The Girl Who Didn’t Know Anything About Potatoes by Luke Overthere – As the author informs us in the book’s Introduction, “There is no girl per se in this book. It’s a social history of the potato. I only put ‘girl’ in the title because that’s what sells. Every book has to have ‘girl’ in the title these days. I don’t like it, and probably you don’t either. Anyway, now you know.” As a social history of the potato, it’s not bad. As a thriller about a girl, it’s terrible. There’s no girl, and it’s not thrilling.

Who is Time Where What? by Lisa Chevy-Malibu – A self-described “renegade physicist” presents the startling thesis that “time does not exist. And neither does anything else. Okay, rocks. Rocks and trees. But that’s it.” Some chapters feature advanced mathematics, including Greek symbols and several words in Klingon. Not for beginners.

Punching Down for Jesus by Anne Koulter – The once-popular provocateur/performance sociopath reveals what has inspired her career of lies, cruelty, historical revisionism, flaunted bigotry, and reactionary propaganda—not, as one might have assumed, a desire to say or do anything in order to become rich and famous, but, rather, “my deep Christian faith.” With photographs you don’t really have to look at if you don’t want to.

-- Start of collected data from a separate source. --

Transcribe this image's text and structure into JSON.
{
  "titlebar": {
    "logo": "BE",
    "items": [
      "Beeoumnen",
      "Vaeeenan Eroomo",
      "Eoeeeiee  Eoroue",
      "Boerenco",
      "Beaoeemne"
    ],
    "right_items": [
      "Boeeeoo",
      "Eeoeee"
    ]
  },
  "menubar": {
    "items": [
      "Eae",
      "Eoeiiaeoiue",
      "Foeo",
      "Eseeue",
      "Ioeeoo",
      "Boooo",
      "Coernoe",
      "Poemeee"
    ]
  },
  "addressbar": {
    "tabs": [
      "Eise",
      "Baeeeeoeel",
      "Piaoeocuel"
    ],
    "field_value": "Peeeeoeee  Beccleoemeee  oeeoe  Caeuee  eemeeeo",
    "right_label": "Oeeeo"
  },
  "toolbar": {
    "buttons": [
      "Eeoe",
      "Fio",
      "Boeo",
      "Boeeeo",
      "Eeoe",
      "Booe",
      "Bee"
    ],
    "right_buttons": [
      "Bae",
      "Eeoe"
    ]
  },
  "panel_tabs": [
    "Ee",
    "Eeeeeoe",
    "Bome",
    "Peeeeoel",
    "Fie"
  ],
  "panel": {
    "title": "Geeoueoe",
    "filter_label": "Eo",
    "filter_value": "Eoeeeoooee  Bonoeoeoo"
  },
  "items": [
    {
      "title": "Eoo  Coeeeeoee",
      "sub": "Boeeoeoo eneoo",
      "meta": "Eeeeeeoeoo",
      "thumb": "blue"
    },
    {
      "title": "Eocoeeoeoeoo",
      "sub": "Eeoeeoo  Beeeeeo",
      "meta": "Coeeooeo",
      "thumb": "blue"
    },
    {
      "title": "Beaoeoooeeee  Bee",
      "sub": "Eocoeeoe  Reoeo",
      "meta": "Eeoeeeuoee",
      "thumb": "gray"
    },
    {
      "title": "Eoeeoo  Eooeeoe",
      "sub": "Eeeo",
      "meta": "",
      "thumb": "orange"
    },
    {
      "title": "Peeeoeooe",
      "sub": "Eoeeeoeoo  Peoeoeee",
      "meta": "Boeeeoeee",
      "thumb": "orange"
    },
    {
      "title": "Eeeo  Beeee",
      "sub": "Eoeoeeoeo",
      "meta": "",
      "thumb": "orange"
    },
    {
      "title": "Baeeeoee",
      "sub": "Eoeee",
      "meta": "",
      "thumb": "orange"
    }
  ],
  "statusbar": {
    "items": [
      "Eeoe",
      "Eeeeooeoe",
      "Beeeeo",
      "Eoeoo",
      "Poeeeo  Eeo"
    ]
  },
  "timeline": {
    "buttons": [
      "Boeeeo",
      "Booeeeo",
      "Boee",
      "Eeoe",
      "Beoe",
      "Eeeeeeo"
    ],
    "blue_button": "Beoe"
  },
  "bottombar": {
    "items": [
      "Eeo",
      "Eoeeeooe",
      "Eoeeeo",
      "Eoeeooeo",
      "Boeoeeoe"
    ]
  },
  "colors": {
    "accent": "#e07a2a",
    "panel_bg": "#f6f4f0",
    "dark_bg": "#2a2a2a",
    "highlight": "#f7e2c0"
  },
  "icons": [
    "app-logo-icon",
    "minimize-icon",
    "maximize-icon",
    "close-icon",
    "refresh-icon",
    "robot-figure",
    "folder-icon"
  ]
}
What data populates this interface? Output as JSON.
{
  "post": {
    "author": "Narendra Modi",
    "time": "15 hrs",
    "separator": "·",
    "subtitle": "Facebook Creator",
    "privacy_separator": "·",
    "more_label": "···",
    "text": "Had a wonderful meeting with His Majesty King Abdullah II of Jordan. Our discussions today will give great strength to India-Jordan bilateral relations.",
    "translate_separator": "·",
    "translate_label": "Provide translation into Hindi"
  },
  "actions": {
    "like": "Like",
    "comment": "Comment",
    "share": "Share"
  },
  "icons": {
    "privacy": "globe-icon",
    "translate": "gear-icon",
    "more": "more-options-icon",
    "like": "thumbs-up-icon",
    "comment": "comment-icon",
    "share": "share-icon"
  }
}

How the LKJ&^^+#W’s Got Their Green Card by KLJ((&@@% – Yet another novel about an immigrant family’s encounter with the American Dream. The LKJ&^^+#W’s aren’t from around these parts; they’re from the second planet in the Tau Ceti star system. How they adapt to life in Washington Heights makes for a poignant, if sometimes anatomically confusing, tale.

People Are Crazy by Duncan Coffey – Coffey, an econometric psychologist, reveals that consumers, far from acting rationally and in conscious pursuit of satisfaction, are “out of their fucking minds. Just fucking, fucking nuts. Like fucking CRAZY nuts. People are insane. Just nuts.” It goes on like this for 342 pages. Includes graphs.

The ISIS Coloring Book by Kay Passah – Graphic artist Passah takes the puzzling, if profitable, genre of adult coloring books into new territory with this series of images of bloodthirsty jihadist terrorists, beheadings, destruction, and chaos. Not for the squeamish, the sensitive, or anybody else, really.